Moving in this direction:

  • Power BI adopted PBIR (Enhanced Report Format) as default in January 2026. PBIR is folder-based and Git-friendly, bringing report definitions closer to code workflows, though metric definitions still live inside the Power BI model rather than in external YAML.
  • Tableau shipped a dbt Semantic Layer connector in Tableau Cloud 2025.2.

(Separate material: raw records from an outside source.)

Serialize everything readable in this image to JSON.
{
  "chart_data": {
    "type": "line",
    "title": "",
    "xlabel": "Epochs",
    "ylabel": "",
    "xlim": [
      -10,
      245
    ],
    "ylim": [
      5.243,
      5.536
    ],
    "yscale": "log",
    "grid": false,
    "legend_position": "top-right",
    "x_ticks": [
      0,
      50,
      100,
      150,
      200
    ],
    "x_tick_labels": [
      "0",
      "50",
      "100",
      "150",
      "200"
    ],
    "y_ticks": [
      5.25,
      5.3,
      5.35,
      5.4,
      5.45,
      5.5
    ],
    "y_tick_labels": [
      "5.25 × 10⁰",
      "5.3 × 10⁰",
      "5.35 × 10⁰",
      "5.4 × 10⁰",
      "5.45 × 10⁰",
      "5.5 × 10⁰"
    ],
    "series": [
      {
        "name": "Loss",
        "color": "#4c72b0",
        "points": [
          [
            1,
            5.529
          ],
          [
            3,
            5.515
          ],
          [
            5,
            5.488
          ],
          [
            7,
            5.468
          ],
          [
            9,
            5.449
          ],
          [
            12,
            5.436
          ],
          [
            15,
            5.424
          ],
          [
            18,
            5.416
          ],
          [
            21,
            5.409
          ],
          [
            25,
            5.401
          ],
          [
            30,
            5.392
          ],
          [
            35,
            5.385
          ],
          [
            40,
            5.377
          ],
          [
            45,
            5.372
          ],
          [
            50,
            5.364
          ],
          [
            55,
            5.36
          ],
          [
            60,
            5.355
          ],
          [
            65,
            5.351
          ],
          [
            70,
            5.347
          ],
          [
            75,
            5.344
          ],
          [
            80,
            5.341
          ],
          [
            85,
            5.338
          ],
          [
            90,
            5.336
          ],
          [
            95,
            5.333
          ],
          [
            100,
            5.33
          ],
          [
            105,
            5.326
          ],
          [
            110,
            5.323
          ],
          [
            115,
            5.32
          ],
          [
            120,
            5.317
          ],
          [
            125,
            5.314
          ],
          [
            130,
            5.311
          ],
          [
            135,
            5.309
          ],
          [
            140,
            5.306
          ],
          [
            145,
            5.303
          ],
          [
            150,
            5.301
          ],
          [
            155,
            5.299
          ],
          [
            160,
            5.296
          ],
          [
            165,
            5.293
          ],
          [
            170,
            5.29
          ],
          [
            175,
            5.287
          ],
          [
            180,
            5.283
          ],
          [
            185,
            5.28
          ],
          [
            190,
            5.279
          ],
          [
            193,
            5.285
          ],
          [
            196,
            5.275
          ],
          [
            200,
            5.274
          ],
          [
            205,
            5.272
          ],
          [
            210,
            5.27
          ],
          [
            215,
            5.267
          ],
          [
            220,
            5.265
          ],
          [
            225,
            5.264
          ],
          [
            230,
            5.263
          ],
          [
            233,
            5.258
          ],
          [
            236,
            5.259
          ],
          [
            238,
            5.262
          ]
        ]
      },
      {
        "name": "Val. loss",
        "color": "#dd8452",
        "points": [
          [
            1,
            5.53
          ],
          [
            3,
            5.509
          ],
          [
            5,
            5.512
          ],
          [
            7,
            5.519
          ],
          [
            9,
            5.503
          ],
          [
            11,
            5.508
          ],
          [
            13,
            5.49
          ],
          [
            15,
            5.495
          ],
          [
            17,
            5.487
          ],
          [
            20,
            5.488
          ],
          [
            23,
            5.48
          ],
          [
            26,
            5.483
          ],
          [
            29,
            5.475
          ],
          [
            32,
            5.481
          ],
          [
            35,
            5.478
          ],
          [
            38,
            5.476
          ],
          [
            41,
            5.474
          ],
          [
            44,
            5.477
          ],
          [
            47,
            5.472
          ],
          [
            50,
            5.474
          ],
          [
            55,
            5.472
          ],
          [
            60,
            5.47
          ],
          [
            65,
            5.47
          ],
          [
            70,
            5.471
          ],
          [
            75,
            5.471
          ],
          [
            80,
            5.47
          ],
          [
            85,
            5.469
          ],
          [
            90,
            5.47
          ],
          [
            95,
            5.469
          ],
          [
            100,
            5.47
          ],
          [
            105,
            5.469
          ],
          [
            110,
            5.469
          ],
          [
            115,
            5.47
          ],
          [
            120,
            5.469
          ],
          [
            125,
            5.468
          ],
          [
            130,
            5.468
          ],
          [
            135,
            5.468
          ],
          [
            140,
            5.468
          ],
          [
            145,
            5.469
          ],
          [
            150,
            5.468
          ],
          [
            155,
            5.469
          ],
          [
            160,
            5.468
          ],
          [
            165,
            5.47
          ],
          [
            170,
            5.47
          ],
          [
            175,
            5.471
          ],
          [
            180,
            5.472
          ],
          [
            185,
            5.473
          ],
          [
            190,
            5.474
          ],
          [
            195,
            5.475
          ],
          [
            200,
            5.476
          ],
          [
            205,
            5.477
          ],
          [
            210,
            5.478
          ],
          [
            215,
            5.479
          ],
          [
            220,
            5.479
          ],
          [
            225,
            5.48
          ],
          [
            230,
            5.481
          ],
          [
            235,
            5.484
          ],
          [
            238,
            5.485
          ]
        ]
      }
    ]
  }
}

The Governance Gap Without Metrics-as-Code

Without centralized, version-controlled metric definitions, governance degrades predictably:

ProblemWhat Happens
Metric drift5 dashboards show 5 different revenue numbers
Shadow metricsAnalysts create ad-hoc calculations that become de facto standards
Audit failureNo history of when or why a metric definition changed
AI hallucinationCopilots invent metric calculations with no governed vocabulary
Onboarding frictionNew team members spend weeks discovering which metrics exist

The 73% BI implementation failure rate (SR Analytics) is attributed to this governance gap rather than to tool selection: metric definitions go unstandardized and dashboard trust erodes.

Adoption Patterns

Starting with 5–10 core business metrics that cause the most confusion or inconsistency is more practical than modeling everything at once.

The metric definition in code must be authoritative. A conflicting metric defined in a BI tool’s UI is a consistency problem to fix. meta fields for owner, tier (certified/exploratory/deprecated), and last reviewed date support discoverability and accountability.

Metric values should be tested against known-good reference data: if the finance team has validated Q4 revenue, the metric definition should reproduce that number exactly.

A modification to a core metric like revenue is a breaking change for every dashboard that displays it. Versioning and change communication apply to metric changes the same way they apply to schema changes.